Не хочу вам никого описывать. За длинным столом сидели другие люди: проверка на полезность. Никакие не герои; просто собрание сорокалетних.
Они меряют друг друга с интересом и пафосом профессиональных смотрителей трупов и вскоре начинают скучать от излишка разума. Потом (для отдыха) язвят по адресу вылезшего на авансцену молодого поколения, а также тех, кто старше, и вообще всех, кто бурлит и ликует до умопомрачения, смыкаясь с молодежью в призыве к конечным целям. («Как он отвратителен, этот новомодный шиллеровский воротник!» — «Тошно смотреть на эту голубоглазость!») Они холодны и не замахиваются далеко. Бывшие гитлеровские юнцы все свои утренники уже отпраздновали. Только бы не стать трагически-героически-жалостливыми. Их чувства преждевременно гаснут в дефинициях. Посентиментальничать в кино — это еще куда ни шло. Не признаваться в своих слабостях. Они хорошо устроились, даже проблемы старения — похоже на то — их не волнуют, этим заняты умы тридцатилетних: «Это у нас позади.
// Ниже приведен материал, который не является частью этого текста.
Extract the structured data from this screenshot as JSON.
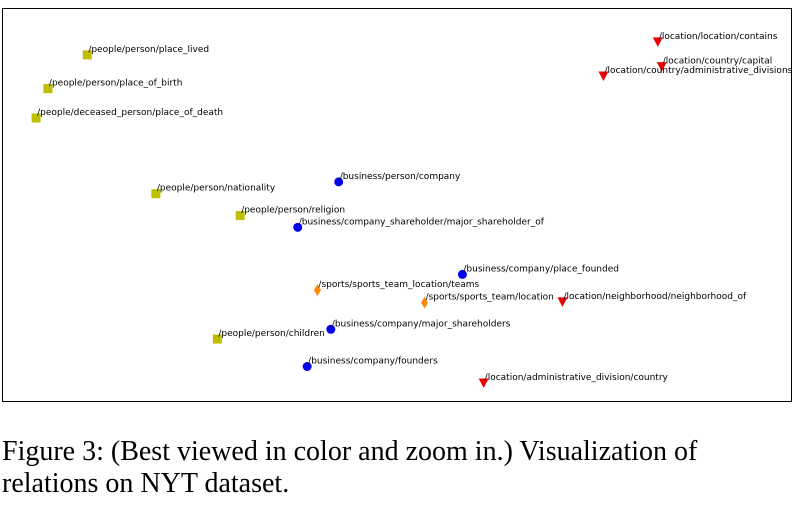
{
  "caption": "Figure 3: (Best viewed in color and zoom in.) Visualization of relations on NYT dataset.",
  "chart_data": {
    "type": "scatter",
    "title": "",
    "xlabel": "",
    "ylabel": "",
    "xlim": [
      0,
      100
    ],
    "ylim": [
      0,
      100
    ],
    "grid": false,
    "axis_ticks": false,
    "groups": [
      {
        "marker": "square",
        "color": "#bfbf00"
      },
      {
        "marker": "circle",
        "color": "#0000ee"
      },
      {
        "marker": "diamond",
        "color": "#ff8c00"
      },
      {
        "marker": "triangle-down",
        "color": "#ee0000"
      }
    ],
    "points": [
      {
        "label": "/people/person/place_lived",
        "x": 10.7,
        "y": 88.3,
        "group": 0
      },
      {
        "label": "/people/person/place_of_birth",
        "x": 5.7,
        "y": 79.7,
        "group": 0
      },
      {
        "label": "/people/deceased_person/place_of_death",
        "x": 4.2,
        "y": 72.2,
        "group": 0
      },
      {
        "label": "/people/person/nationality",
        "x": 19.4,
        "y": 52.9,
        "group": 0
      },
      {
        "label": "/people/person/religion",
        "x": 30.1,
        "y": 47.3,
        "group": 0
      },
      {
        "label": "/people/person/children",
        "x": 27.2,
        "y": 15.8,
        "group": 0
      },
      {
        "label": "/business/person/company",
        "x": 42.6,
        "y": 55.9,
        "group": 1
      },
      {
        "label": "/business/company_shareholder/major_shareholder_of",
        "x": 37.4,
        "y": 44.3,
        "group": 1
      },
      {
        "label": "/business/company/place_founded",
        "x": 58.3,
        "y": 32.3,
        "group": 1
      },
      {
        "label": "/business/company/major_shareholders",
        "x": 41.6,
        "y": 18.3,
        "group": 1
      },
      {
        "label": "/business/company/founders",
        "x": 38.6,
        "y": 8.8,
        "group": 1
      },
      {
        "label": "/sports/sports_team_location/teams",
        "x": 39.9,
        "y": 28.3,
        "group": 2
      },
      {
        "label": "/sports/sports_team/location",
        "x": 53.5,
        "y": 25.1,
        "group": 2
      },
      {
        "label": "/location/location/contains",
        "x": 83.1,
        "y": 91.6,
        "group": 3
      },
      {
        "label": "/location/country/capital",
        "x": 83.6,
        "y": 85.3,
        "group": 3
      },
      {
        "label": "/location/country/administrative_divisions",
        "x": 76.2,
        "y": 82.9,
        "group": 3
      },
      {
        "label": "/location/neighborhood/neighborhood_of",
        "x": 71.0,
        "y": 25.3,
        "group": 3
      },
      {
        "label": "/location/administrative_division/country",
        "x": 61.0,
        "y": 4.6,
        "group": 3
      }
    ]
  }
}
Мы всегда были старыми!»
Что верно, то верно: рано обретенная дряхлость мешает нам, словно невинным младенцам, начать с нуля. Нехоженые пути нам и во сне не грезятся.
Поскольку мы в первую очередь не доверяем сами себе — таков даже Эмке, — у нас нет оснований другим доверять больше. Трюкачи, не устающие ловить себя на плутовстве. Мы неизлечимо трудолюбивы. Похоже, будто мы хотим компенсировать повышенной продуктивностью спад производительности у нескольких побитых войной поколений. (Возмещение потерь.) Каждый из нас когда-то что-то упустил, чего нельзя наверстать, и потому мы пускаем пузыри. Потому мы так нервны, слабы в коленках, волочимся и изменяем женам, однако никогда не теряем контроля над собой. Кто позволяет себе инфантильность (выпуская пары), того Эккель-старший, как историк кажущийся особенно взрослым, отрезвит каменным молчанием. Никогда, никогда больше, ни при каких обстоятельствах мы не имеем права — никакого права — быть инфантильными.
Дети, это мои друзья, если только сорокалетние еще достаточно слепы, чтобы считать себя друзьями. — Герману Отту, по прозвищу Скептик, было тридцать, когда летом тридцать пятого в Мюггенхале у огородной изгороди он подружился с немецким националистом, зеленщиком, лысым Исааком Лабаном, которому в то время, вероятно, было уже далеко за сорок: сразу же заспорили, каждый все знал лучше другого. Это была дружба, питающаяся противоречиями; посмотрим, как я разговорюсь у изгороди с Драуцбургом, Эрдманом Линде, Маршаном…
Где я останавливаюсь на ночлег. Где нахожу корку хлеба на подушке. Безукоризненно чистый современный отель «Штайнсгартен» в Гисене. Меню с историческим орнаментом. У входа в отель металлическая вывеска: «Академия для организации». — Потом мне расхотелось смеяться.
Свертывающееся согласие.
Незачем опускать большой палец: достаточно ухмылки.
Все: едва наметившаяся улыбка,
удивление, смущение, испуг,
боль, вынуждающая застыть,
все — даже стыд свертывается.
Грош злорадства —
вот оплата забавы.
Или боязнь быть узнанным.
Или страх перед открытым лицом: ухмылка украшает.